• Two Mile Coffee Bar

Artichokes: Why They Make Me Wonder

Updated: Feb 1, 2019

Somehow I managed to coast through the first 25 years of life without cleaning, chopping, and preparing an artichoke. 

After spending a significant amount of time buried in the depths of instructional youtube videos, I deemed myself able. 

So I set to work and began to clean My Very First Artichoke. As the water poured over its sides, I thought of the vegetable's heritage: A variety of the thistle in the sunflower family. The edible portion of the plant is made up of flower buds that have not yet blossomed and is protected by the thick, rough exterior - whose green/brown color is rather unpleasant to the eye.  

After scrubbing the dirt off of the vegetable, I took a pair of scissors to the thorns of the outer leaves and began to snip the sharp barbs off. Only the pith where these leaves attach is edible and tasty. 

Next, I dug through my drawer for a peeler and began to peel off the stringy outer layer of the stem. Slowly a beautiful, light green color began to emerge. 

But don't be fooled. When the cell walls of the artichoke are cut or crushed, the enzymes react to the air and begin to produce discoloration. Thus, the need to quickly soothe this irritable vegetable. I sliced a lemon in half and began rubbing the artichoke down and saturating it in the citrusy acid.

After all this cleaning, trimming, and peeling, I was finally ready to slice the artichoke in half. I chopped it quite impatiently (this was taking much longer than anticipated), but I was not prepared for the beauty of the colors within. 

A slow fade from dark to light green to yellow and then to a vibrant pink. The softest, finest petal-like leaves. I carefully plucked away at these filaments - all protecting the heart - the most sought after and succulent part of the artichoke. 

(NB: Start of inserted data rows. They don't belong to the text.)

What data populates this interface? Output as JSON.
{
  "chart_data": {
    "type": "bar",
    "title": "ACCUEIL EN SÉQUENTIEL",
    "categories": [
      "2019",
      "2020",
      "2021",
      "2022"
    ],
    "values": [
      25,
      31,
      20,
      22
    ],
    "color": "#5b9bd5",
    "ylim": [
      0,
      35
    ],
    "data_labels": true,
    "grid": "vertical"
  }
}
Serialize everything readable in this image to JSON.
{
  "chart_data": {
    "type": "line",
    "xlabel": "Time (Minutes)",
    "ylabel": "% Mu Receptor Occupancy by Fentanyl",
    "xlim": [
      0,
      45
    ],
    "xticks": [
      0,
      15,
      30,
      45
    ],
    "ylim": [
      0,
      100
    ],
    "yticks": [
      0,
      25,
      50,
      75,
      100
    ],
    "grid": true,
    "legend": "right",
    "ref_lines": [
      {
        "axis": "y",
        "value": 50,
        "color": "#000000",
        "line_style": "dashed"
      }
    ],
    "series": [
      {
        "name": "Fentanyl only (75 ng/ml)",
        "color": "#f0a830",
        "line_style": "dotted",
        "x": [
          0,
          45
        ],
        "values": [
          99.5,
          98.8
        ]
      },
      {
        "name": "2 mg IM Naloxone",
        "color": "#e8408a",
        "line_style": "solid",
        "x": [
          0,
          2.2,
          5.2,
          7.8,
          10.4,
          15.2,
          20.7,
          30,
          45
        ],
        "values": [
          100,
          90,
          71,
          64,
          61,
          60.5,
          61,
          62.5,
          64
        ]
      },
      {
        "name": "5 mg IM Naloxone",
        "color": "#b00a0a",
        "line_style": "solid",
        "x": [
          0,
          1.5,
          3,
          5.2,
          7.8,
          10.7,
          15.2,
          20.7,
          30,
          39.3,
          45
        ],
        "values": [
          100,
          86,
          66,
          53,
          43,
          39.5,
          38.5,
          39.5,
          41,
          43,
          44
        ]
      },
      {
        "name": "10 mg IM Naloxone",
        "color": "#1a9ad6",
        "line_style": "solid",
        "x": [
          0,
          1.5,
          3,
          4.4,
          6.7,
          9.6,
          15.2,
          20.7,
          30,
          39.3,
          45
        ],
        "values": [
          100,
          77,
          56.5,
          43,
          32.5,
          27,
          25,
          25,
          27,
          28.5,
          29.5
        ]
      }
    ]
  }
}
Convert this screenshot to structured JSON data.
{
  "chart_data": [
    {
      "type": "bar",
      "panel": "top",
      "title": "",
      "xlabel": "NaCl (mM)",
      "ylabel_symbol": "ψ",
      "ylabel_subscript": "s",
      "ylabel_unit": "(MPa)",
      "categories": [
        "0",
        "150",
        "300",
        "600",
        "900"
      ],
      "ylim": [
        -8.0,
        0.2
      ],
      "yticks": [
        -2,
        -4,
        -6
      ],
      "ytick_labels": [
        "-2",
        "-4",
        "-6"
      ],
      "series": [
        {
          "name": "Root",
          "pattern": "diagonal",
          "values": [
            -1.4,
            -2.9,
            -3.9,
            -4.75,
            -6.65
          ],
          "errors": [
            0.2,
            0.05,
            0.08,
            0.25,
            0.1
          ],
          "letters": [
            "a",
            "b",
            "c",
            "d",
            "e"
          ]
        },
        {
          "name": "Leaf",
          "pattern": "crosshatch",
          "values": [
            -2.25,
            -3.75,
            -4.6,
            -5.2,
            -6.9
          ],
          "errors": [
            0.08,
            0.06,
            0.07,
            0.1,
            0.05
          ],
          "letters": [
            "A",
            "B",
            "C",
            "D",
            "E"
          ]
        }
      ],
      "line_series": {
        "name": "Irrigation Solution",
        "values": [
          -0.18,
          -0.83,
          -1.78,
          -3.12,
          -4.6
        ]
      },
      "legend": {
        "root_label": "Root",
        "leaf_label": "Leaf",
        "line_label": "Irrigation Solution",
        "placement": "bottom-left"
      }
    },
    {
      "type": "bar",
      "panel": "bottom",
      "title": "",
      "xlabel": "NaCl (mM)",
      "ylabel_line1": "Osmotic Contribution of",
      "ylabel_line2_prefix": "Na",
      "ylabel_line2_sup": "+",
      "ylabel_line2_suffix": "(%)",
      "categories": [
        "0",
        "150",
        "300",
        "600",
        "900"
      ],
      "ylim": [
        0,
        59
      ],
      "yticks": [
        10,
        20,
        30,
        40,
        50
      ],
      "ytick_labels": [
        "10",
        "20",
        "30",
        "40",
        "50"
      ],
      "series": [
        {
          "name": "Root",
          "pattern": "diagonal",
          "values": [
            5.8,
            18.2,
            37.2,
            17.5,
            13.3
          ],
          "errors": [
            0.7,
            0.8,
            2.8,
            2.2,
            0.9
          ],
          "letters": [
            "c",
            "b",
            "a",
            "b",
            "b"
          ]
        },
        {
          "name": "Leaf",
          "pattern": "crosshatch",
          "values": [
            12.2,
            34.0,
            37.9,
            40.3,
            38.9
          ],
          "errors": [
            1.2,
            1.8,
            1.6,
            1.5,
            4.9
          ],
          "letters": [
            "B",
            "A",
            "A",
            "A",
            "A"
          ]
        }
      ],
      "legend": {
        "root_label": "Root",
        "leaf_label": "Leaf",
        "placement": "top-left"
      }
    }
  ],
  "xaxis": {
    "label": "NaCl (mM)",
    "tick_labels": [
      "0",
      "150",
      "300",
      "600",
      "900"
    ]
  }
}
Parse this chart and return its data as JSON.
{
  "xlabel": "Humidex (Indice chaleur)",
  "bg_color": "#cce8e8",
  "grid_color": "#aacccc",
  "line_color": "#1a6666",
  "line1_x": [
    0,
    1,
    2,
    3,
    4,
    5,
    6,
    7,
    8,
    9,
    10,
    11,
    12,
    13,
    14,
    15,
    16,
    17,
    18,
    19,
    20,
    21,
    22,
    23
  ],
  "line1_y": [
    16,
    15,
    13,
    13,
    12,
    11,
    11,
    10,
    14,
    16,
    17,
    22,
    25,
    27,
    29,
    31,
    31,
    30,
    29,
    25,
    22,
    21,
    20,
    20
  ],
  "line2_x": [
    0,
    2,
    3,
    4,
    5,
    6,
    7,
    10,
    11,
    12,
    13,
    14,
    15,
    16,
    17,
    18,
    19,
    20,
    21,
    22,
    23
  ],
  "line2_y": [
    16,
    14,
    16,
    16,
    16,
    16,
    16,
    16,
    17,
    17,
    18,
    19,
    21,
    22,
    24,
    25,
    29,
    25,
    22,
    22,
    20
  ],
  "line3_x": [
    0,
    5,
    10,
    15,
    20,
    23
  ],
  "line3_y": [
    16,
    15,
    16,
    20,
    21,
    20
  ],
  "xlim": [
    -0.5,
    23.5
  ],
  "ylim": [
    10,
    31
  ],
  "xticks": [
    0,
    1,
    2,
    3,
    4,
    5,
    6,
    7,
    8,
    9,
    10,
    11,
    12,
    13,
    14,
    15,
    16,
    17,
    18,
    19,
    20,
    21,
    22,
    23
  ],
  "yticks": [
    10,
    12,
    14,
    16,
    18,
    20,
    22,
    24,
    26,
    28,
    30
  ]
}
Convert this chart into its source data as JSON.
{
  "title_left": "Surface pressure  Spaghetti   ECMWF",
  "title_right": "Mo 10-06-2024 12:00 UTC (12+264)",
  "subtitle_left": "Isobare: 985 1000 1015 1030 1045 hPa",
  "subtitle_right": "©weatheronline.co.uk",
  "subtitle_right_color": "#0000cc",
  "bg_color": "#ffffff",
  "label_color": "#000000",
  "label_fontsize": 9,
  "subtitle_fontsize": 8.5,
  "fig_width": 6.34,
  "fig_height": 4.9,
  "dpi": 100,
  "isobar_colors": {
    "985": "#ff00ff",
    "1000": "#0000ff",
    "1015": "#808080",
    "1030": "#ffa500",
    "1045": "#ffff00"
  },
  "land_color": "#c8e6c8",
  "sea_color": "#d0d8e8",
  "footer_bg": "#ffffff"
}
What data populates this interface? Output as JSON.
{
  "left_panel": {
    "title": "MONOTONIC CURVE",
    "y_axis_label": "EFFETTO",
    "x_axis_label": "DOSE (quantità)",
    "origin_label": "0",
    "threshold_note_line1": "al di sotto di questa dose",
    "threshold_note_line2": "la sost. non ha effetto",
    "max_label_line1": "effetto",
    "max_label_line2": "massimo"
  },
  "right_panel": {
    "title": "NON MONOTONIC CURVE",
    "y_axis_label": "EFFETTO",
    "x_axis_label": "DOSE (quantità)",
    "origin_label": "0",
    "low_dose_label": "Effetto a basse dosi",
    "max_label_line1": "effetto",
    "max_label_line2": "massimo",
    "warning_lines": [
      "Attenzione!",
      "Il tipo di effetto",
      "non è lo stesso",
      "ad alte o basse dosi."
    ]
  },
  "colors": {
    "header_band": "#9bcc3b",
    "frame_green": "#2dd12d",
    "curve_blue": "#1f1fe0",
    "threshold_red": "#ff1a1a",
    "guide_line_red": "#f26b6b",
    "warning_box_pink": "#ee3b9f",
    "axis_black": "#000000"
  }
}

Immediately, all kinds of thoughts flew into my mind.

I thought of the people in my life who have hard exteriors, but gooey soft insides waiting to be discovered. 

I considered the importance of protecting what is true and dear and saturating our lives with those truths. 

I wondered at the intricate details of this thistle that literally grows from the dirt and has the ability to feed and sustain life. 

Then I thought about the access we have to simple, natural ingredients and the opportunity to use those ingredients to make delicious things. 

And that is what excites me about this industry: Using what we can find in the world around us to create something and share it. Together, my brother, his wife, my husband, and I are very eager to do just that through this project.